Best case scenario, your neighbor shows up—there’s Billy again—asking for a little water. Or food. Or power (you do have a generator, right?). What if he then says something to a friend or neighbor. Now word spreads and you’ve got half the neighborhood at your doorstep. I’m sure we’d all like to help as many people as possible, but things will quickly come to a point where you have to weigh the safety and survival of your own family over those of people outside your family.

Which is exactly what everyone else will do when they have nothing and they realize you have everything they need.

Easy way to avoid unpleasantness in times of emergency? When you’re preparing, if you have a garage, pull your vehicle into it and shut the door when you unload your purchase of 20 cases of water and MREs. To the rest of the world, you just came home. Leave that garage door up (or worse, park in the driveway) and you announce to the world you have stuff that will be available to steal, beg, or borrow when the shit starts flying toward the fan. Knowledge like that can put your loved ones in danger.

So keep your prepping to yourself. Think of it like you’re packing to go on vacation. Security experts warn us when we’re packing the old SUV to head to the airport, to do so in our garage with the door down, so we don’t announce to the whole flippin’ world we’re loading suitcases and preparing to leave our house for an extended amount of time. Burglars case neighborhoods, folks. They keep track of when people leave for work and when they come home. They’re not stupid—in this day and age when there are so many people who own firearms, the smart criminal avoids the threat and breaks in when no one’s home—not when the homeowner and his shotgun might be waiting for him.

This could spiral into a whole ’nother post about security but I think you get the drift. Going Gray is not about losing trust or faith in your fellow man, it’s not about becoming paranoid that everyone is out to get your stuff. It’s about another method of preparing. Just train yourself to blend in, to the “silent” in the silent majority. Don’t stand out, don’t draw attention to yourself and when something happens, you’ll be able to escape to safety that much easier.

Because at the end of the day, what’s the use of being prepared if you stand there like a deer in headlights when the zombie horde* turns the corner and starts down the street toward you? If you’re like Billy, you’ll stand there in your fancy clothes, next to your fancy car and stare at your phone (or you’ll use the phone to take pictures). If you’re a gray man (or woman) you’ll quietly turn and slip away in your conservative, if utilitarian, clothes or get into your nondescript vehicle and leave the scene ASAP. Even if you decided to stay, the attention will be on Billy.

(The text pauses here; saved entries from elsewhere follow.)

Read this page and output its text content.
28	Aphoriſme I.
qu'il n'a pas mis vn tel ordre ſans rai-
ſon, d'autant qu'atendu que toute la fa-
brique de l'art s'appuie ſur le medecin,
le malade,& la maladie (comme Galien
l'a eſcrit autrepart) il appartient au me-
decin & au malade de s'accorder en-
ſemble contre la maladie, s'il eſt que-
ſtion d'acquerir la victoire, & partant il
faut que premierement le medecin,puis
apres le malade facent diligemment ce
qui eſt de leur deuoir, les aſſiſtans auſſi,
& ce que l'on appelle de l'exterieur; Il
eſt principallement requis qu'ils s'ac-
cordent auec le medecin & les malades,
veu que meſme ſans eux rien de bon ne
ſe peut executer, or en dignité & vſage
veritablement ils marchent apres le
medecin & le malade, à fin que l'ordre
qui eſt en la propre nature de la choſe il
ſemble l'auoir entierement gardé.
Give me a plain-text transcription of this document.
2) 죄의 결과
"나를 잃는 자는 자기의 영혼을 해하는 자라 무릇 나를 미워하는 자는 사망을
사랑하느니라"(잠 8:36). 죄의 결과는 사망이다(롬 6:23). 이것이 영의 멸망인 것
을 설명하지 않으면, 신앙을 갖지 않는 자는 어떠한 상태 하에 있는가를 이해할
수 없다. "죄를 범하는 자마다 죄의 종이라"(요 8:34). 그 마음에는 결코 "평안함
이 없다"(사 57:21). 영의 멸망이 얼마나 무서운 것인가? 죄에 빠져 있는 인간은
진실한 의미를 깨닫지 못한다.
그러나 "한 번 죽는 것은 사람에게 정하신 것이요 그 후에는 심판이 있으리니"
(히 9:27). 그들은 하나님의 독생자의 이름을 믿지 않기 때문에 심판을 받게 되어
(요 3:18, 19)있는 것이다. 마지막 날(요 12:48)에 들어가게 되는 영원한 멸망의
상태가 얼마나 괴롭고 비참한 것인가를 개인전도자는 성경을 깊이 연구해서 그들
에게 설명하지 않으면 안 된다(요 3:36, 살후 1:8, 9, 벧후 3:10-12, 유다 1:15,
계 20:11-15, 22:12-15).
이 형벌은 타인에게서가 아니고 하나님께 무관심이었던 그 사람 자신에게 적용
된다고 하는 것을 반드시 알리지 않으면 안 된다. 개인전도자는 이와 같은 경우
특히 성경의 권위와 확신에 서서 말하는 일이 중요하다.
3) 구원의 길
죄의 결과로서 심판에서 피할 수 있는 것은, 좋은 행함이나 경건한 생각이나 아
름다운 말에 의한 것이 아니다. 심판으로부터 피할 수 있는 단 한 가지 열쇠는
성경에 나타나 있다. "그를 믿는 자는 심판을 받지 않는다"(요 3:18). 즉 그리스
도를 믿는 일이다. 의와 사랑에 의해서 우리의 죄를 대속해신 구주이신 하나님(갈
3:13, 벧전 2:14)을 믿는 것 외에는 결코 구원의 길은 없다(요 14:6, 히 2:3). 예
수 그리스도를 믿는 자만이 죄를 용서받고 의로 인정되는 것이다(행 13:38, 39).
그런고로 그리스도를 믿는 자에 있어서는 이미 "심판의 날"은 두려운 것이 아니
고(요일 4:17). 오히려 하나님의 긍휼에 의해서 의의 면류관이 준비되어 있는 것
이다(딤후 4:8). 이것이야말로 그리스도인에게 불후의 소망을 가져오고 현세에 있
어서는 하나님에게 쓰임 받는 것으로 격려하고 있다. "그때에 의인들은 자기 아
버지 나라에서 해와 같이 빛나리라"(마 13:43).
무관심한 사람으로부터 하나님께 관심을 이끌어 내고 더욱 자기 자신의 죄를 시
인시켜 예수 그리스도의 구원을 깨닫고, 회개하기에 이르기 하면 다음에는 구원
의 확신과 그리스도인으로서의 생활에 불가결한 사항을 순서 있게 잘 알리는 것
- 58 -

Going gray really a simple concept that you can take to whatever extremes you want. You can practice once a month or once a year or every day to the point that it’s second nature. When that happens, you can add yet another layer of preparedness to your skill set. If you go gray every day, when the zombie apocalypse strikes, you’ll simply disappear without thinking about it, which may provide you with valuable time to leave the danger area, reach loved ones, make it home or to supplies, etc.

And yes, that zombie link is the real Centers For Disease Control website. Our government spent your tax dollars on a website about surviving a zombie attack. No, I’m not mad—it’s kind of funny really—the point is they want you to think. Replace “zombie apocalypse” with “bio-weapon terror attack” and read the article again.

*–insert whatever you want here: social justice warriors, peace protesters, any protesters at all, police, National Guard, flood waters, forest fire, tornado, etc.